A sociodemographic characteristic strongly associated with mortality is educational level. People with university education show the lowest premature mortality from most leading causes of death (Reques et al. 2014). However, this characteristic cannot be responsible for the findings of the present study, since the percentage of the population with university education, throughout the first 2 decades of the twenty-first century, multiplied by 2 in urban areas and by 3 in rural areas (Instituto Nacional de Estadística 2023)

There is evidence that places where the number of inhabitants is reduced show high mortality rate, while those where the population is growing show low mortality rates (Davey Smith et al. 1998; Molarius and Janson 2000; Davey Smith et al. 2001; Regidor et al. 2002). This could be a consequence of the healthy immigrant bias. That is, people who move to areas with population growth could be healthier than people who stay. In the present study, we have classified the areas of residence into urban and rural and we have found that, between 2003 and 2019, the population increased by 10% in urban areas, but decreased by 3% in rural areas. Therefore, we cannot rule out the possibility that this variation in population size may have contributed to the different trend in avoidable mortality and in mortality from all other causes of death.
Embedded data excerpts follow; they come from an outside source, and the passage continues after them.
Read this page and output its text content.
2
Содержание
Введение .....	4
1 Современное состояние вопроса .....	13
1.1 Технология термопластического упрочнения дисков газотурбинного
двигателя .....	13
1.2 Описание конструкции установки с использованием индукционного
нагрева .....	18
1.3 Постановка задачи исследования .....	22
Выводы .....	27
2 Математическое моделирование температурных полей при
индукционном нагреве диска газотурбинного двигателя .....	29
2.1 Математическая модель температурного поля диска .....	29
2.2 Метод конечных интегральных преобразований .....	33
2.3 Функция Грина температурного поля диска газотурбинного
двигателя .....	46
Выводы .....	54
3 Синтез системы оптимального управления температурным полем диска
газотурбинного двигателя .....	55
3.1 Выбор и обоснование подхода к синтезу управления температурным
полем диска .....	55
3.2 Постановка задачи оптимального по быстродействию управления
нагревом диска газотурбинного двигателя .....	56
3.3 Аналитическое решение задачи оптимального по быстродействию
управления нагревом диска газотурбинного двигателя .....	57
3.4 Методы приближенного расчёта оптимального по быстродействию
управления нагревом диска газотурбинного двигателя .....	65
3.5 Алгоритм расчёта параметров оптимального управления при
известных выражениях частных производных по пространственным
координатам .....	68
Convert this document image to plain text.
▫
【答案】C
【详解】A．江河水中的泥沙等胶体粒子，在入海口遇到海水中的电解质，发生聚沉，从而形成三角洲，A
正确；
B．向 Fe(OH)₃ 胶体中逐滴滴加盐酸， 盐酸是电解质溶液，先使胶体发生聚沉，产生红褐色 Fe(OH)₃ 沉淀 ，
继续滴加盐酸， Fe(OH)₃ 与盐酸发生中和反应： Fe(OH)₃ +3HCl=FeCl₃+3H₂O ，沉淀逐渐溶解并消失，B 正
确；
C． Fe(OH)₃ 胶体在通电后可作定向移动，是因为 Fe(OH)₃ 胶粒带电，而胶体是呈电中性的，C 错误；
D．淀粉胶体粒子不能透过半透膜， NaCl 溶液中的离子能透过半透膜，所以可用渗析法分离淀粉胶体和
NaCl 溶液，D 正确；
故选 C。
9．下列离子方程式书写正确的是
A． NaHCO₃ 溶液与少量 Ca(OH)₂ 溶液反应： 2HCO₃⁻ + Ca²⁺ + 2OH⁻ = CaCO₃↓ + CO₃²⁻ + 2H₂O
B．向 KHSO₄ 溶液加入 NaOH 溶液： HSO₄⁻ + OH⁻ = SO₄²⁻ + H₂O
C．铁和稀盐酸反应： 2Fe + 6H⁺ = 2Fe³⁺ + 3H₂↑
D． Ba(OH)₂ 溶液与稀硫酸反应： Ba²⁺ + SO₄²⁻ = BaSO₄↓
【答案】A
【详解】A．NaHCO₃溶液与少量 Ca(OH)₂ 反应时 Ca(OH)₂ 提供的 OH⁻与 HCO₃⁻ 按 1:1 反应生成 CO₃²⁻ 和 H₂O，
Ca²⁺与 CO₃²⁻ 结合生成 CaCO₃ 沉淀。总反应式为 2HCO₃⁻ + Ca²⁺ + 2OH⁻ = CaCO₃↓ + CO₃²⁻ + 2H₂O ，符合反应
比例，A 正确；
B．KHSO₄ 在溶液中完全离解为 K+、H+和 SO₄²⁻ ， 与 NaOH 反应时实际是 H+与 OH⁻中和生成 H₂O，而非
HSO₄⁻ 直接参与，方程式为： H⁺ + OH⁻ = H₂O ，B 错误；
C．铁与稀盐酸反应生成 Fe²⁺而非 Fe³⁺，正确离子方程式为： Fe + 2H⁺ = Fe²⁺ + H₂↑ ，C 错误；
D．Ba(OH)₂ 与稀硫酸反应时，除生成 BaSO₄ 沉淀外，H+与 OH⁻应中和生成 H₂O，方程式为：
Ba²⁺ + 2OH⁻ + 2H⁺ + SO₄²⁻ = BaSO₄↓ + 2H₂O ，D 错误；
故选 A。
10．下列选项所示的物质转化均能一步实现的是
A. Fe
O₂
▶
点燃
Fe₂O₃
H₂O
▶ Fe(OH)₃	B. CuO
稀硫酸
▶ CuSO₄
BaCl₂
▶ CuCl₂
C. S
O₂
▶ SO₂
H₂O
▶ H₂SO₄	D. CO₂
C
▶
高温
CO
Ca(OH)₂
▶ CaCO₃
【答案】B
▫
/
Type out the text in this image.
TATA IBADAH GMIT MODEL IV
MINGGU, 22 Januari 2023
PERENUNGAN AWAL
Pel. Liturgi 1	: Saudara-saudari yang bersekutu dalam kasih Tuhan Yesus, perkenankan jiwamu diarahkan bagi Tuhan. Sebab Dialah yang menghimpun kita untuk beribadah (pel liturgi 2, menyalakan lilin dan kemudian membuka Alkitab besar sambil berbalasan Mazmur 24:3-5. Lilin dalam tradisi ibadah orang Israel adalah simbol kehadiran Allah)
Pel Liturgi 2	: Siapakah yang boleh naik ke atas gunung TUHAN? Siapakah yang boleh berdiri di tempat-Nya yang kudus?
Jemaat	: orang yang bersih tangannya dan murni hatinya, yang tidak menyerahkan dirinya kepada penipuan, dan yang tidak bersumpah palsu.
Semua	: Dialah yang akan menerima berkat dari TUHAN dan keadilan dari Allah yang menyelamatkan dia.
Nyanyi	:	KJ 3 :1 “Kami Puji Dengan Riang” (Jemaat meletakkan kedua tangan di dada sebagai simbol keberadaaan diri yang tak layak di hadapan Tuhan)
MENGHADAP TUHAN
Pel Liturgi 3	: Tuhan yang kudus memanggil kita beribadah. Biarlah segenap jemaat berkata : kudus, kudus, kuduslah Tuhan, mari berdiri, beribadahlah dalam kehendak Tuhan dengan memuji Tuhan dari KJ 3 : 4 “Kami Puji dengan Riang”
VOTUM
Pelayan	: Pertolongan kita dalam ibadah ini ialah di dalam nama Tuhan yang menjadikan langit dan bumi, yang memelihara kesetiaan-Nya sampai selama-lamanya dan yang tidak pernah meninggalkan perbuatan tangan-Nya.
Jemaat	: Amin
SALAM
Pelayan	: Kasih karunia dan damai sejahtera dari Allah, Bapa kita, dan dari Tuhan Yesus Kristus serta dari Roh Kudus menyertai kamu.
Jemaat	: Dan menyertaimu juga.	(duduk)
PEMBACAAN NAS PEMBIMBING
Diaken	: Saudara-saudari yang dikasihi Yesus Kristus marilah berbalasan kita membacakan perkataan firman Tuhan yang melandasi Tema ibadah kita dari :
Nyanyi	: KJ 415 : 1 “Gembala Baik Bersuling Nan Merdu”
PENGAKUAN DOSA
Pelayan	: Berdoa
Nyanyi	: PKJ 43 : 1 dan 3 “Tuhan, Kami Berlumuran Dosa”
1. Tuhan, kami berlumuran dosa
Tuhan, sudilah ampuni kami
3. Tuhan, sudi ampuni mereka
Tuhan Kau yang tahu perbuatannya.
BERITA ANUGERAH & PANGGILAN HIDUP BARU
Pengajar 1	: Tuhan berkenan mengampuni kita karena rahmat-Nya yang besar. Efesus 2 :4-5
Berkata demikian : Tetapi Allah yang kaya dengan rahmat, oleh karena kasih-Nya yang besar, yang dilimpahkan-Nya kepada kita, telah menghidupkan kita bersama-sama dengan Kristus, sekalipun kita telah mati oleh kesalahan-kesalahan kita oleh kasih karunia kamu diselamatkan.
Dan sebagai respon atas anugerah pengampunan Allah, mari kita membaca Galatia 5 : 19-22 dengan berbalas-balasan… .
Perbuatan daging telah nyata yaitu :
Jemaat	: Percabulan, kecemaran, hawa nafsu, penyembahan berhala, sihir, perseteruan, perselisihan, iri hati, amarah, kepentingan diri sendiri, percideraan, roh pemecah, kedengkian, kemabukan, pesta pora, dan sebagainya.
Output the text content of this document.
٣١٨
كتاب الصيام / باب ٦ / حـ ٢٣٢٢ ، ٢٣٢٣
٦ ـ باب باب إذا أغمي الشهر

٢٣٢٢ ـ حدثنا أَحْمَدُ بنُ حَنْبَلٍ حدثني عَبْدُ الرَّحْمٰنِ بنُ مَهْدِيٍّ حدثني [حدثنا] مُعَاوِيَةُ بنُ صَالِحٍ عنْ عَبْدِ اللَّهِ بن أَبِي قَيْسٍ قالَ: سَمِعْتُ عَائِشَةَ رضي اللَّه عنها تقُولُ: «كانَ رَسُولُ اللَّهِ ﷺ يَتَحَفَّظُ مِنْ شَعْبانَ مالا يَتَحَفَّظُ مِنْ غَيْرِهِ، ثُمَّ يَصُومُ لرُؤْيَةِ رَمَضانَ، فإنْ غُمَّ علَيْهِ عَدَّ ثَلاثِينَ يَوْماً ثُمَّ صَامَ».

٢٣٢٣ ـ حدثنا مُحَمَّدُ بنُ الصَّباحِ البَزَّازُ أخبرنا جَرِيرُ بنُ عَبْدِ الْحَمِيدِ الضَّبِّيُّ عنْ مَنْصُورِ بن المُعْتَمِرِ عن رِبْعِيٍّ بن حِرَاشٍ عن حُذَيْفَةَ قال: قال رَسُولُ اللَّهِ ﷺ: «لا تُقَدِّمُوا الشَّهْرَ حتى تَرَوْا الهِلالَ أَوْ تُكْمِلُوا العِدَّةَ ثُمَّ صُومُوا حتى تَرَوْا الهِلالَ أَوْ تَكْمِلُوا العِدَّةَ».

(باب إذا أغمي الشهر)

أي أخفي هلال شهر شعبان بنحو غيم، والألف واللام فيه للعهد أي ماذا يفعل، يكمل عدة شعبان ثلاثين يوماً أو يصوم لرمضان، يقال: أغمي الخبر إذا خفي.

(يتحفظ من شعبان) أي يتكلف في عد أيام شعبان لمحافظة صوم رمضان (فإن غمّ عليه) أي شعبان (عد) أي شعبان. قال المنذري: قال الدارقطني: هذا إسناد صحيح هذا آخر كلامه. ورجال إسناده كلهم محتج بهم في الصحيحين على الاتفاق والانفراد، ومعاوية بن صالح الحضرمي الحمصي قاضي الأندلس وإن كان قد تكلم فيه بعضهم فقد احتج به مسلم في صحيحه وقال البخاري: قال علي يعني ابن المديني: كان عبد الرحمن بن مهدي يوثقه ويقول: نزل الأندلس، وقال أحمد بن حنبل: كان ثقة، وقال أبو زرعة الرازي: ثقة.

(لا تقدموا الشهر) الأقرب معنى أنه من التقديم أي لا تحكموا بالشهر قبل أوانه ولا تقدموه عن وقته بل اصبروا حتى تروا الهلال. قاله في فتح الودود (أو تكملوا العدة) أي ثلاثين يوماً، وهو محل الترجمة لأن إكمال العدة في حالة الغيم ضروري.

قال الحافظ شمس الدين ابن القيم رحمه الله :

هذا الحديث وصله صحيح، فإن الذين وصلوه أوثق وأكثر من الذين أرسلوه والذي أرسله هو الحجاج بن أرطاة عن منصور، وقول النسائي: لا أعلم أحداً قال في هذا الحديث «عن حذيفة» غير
In many rich countries, mortality in rural areas is higher than in urban areas. However, in the present study, mortality in rural areas is lower than mortality in large urban areas. Similar findings have been observed at various locations in the UK (O’Reilly et al. 2007; Gartner et al. 2008) and in other countries (Fukuda et al. 2004). Probably the greater reduction in lifestyle-related health risk factors and other exposures in urban areas than in rural areas started earlier in some countries than in others.

Strengths and limitations

One of the strengths of this study is the availability of information on deaths and population in rural and urban areas in Spain in the first 2 decades of the twenty-first century. Another strength is the analysis of a negative control of the outcome variable. It has been observed that the trend in avoidable mortality is similar to the trend in mortality from all other causes of death. One of the limitations is the lack of information on the socioeconomic characteristics of the areas and the inhabitants who reside in them. The socioeconomic profile of the areas and individuals may have varied over time. Likewise, the existence of a numerator–denominator classification bias is possible, given that annual deaths have been analysed but the population corresponds to January 1 of each year. In any case, its influence on the results must have been minimal, since it is unlikely that this bias would have changed from one year to another.

Conclusion

In summary, in the populations of rural and urban areas, a similar trend has been observed in avoidable mortality and in mortality from all other causes of death, which suggests a common factor responsible for both trends. Future research should test whether the increase in population in urban areas is responsible for this finding, as consequence of the migration of healthy individuals to those areas. Likewise, health interventions, in order to reduce the burden of disease, should establish priorities by taking into account that the advantages in mortality of rural areas have been disappearing.